Succès Masra, ancien premier ministre et chef du principal parti d’opposition au Tchad, ainsi que huit autres dirigeants de partis ont été libérés, vendredi 14 août, après été graciés par le président Mahamat Idriss Déby par décret.

Le principal opposant au président tchadien a quitté la prison en soirée et s’est rendu immédiatement auprès de ses partisans au siège de son parti, Les Transformateurs, dans la capitale, N’Djamena. Condamné pour « diffusion de message à caractère haineux et xénophobe » et « complicité de meurtre » dans un procès « politiquement motivé », selon l’ONG Human Rights Watch (HRW), Succès Masra purgeait depuis plus d’un an une peine de vingt ans de prison ferme.
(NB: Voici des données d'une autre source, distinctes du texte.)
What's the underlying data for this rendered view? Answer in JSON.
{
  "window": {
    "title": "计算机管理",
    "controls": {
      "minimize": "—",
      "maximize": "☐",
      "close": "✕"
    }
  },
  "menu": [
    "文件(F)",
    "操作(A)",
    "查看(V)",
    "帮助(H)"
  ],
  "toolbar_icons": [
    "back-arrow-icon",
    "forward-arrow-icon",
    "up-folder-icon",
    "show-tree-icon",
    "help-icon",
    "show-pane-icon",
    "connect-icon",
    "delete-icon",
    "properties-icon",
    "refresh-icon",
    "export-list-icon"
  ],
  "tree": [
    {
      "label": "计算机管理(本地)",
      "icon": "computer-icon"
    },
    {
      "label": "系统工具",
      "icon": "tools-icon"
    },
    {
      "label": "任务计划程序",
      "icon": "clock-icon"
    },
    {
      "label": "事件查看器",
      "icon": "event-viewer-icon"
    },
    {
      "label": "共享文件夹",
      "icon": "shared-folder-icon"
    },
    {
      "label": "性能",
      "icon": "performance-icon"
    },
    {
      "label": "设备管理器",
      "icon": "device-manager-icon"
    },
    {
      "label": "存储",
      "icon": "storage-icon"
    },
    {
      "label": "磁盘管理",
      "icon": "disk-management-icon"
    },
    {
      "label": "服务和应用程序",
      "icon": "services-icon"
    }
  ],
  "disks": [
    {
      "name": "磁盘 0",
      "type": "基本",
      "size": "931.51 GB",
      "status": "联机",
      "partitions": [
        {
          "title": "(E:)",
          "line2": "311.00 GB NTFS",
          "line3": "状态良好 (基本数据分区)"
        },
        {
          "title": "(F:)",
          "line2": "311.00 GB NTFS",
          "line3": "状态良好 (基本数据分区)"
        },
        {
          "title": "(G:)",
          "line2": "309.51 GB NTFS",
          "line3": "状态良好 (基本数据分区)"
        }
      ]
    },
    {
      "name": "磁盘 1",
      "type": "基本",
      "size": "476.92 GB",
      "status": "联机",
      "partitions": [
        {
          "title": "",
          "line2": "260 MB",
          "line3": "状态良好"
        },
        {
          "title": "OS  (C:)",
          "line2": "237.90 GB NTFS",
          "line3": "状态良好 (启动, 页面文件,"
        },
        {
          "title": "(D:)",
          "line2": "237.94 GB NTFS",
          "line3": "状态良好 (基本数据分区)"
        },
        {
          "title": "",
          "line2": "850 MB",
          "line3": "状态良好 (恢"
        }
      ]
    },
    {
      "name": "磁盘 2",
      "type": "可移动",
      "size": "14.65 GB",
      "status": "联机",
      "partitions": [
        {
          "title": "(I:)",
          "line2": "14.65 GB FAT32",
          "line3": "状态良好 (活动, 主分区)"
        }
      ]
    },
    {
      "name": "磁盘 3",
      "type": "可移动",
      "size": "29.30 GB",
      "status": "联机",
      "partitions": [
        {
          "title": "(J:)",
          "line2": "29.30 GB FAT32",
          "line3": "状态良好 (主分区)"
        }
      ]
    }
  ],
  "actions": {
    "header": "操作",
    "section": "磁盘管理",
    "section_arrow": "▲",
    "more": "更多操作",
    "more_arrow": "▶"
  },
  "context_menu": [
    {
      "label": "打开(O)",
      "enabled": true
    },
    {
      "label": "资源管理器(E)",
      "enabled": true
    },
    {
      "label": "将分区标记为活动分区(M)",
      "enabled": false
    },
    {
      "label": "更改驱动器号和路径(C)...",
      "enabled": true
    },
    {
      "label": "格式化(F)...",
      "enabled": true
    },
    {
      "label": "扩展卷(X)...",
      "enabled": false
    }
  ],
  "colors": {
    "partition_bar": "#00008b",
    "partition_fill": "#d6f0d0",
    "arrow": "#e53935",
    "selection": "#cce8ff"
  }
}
Les huit autres dirigeants de partis, tous membres du Groupe de concertation des acteurs politiques (GCAP), la plateforme de l’opposition, étaient condamnés depuis mai à huit ans de prison ferme, jugés coupables de fomenter une insurrection. Ils ont tous quitté la maison d’arrêt de Klessoum, à N’Djamena, en fin d’après-midi. Il leur a été demandé de se désister de l’appel de leur jugement, ce que tous les responsables politiques emprisonnés ont consenti à faire, à l’exception de Nassour Koursami, selon les intéressés.